Chris Welch | Cream: The Legendary Sixties Supergroup, p.17 & 18 | 2000
Casey Jones & the Engineers was run by Brian Casser, the former singer with Liverpool group Cass & the Casanovas. Cass had left Liverpool to seek his fortune in London, where at the height of Beatlemania anybody with a Liverpool accent was guaranteed an audience and a record contract. In October 1962 he briefly formed a backing group called The Nightsound, which included Albert Lee. His drummer, Ray Stock met Clapton at The Scene club in London’s Soho. Clapton told Stock that he was an unemployed guitarist, and Stock revealed that Casey Jones was looking for musicians to form a backing band. Clapton said he’d join if he could bring along his ex-Roosters pal Tom McGuinness.

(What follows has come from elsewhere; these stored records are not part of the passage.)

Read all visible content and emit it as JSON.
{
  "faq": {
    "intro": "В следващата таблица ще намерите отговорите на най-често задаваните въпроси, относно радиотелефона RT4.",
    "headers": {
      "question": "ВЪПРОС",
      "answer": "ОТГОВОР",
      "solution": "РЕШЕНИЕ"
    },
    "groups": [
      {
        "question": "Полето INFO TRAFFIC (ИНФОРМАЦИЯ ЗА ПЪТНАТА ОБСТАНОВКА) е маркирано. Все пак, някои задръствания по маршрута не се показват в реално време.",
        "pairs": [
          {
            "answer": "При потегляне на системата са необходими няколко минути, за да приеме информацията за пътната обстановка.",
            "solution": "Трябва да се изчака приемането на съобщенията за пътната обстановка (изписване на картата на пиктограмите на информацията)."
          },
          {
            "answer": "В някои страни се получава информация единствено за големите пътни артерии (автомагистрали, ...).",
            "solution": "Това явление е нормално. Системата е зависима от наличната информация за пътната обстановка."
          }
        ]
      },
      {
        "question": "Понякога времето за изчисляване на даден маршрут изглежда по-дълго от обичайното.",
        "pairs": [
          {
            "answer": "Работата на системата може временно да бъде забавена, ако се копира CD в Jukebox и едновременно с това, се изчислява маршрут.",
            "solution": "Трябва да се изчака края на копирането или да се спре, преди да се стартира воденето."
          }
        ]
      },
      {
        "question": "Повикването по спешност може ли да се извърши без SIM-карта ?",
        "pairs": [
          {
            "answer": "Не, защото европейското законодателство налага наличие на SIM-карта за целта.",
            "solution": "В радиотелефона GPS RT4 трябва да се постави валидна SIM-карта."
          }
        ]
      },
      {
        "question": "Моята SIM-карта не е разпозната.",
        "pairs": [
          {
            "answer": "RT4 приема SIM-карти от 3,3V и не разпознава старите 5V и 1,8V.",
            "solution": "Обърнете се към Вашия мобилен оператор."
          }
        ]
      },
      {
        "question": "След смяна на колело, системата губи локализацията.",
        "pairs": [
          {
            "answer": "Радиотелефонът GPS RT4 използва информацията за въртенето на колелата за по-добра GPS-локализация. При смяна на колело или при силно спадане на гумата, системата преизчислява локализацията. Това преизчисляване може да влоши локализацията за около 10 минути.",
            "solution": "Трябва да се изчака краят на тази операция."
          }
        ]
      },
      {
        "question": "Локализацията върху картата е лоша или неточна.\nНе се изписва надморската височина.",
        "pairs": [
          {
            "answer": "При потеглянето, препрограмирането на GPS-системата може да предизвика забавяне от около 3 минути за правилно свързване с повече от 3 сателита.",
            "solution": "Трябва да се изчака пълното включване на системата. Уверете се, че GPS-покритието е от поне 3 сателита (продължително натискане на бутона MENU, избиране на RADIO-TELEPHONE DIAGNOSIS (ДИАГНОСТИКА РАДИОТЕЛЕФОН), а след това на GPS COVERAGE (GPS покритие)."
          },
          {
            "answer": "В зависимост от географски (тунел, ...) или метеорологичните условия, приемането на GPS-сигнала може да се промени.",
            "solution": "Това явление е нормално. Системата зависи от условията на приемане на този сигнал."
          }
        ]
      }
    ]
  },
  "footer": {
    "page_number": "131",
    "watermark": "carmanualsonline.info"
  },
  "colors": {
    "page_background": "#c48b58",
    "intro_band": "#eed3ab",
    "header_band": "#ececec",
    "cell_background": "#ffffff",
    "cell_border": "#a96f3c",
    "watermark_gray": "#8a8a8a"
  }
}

It transpired that Casey had taken unsuitable bookings all over the country, from Reading to Manchester. McGuinness and Clapton enjoyed their first taste of life on the road, away from home. But the music was getting on their nerves and one day Clapton decided to quit, without telling McGuinness. Clapton didn’t turn up for the next gig and McGuinness went looking for him. He was informed by Clapton’s pal Guy Stevens that the guitarist wasn’t going to do the Casey Jones gig any more. McGuinness remembers thinking: “Well sod that, I’m not doing it either. Clapton recalled later: “Casey Jones & the Engineers was a heavy pop show, and I couldn’t stand that for very long. At that time I was such a purist, and they were playing real Top-20 stuff, which was disastrous”.
It seems that The Engineers were expected to back a female pop singer on the night of their first gig in Macclesfield, Cheshire. The group drove all the way from London expecting to play the blues. Neither McGuinness nor Clapton knew the chords to the lady’s cabaret songs and they were highly embarrassed by the experience.
Ben Palmer loyally went to see Clapton with The Engineers and feels in retrospect that they weren’t quite as bad as reports have suggested. “They were a bit like Jackie Lomax and the Undertakers. It was that sort of band: quite exciting and professional, and they played well together.”
John Collis | Record Collector #359, p.35 & 36 | February 2009 | “Can Blue Men Sing the Whites: A History of British Blues”
Tom McGuinness: So Eric and I joined Case Jones and the Engineers. One day I turned up and Eric wasn’t there. He couldn’t take it anymore. I took that as my cue.
Kevin
-----Original Message-----
From: deltanick at comcast.net [mailto:deltanick at comcast.net]
Sent: 11 January 2010 18:40
To: Digest, Slowhand
Subject: Re: [Slowhand] Eric Clapton: The Essential Interviews
The interviews begin, chronologically, with EC's time in Cream. Clapton's career from Cream on is very well documented already. Therefore, I expect these interviews to be "re-runs" and contain nothing new.
I'd prefer more info from the parts of EC's life and career that are NOT well documented at all: his early music life when he sometimes performed as a solo act, a duo with Dave Brock (later of Hawkwind), the Roosters, Casey Jones & The Engineers, the Yardbirds, John Mayall And The Bluesbreakers, Eric Clapton & The Powerhouse, the stuff that's NOT so easy to find.
I will probably skip this book, as I think I've probably seen much more than will be included. I'm guessing this book will be amateurish for many of us here on the Slowhand Digest, but maybe I'm wrong.
At this point, looks like the author didn't really have to do much work at all: just re-publish a whole bunch of previously-published interviews. It's a shame.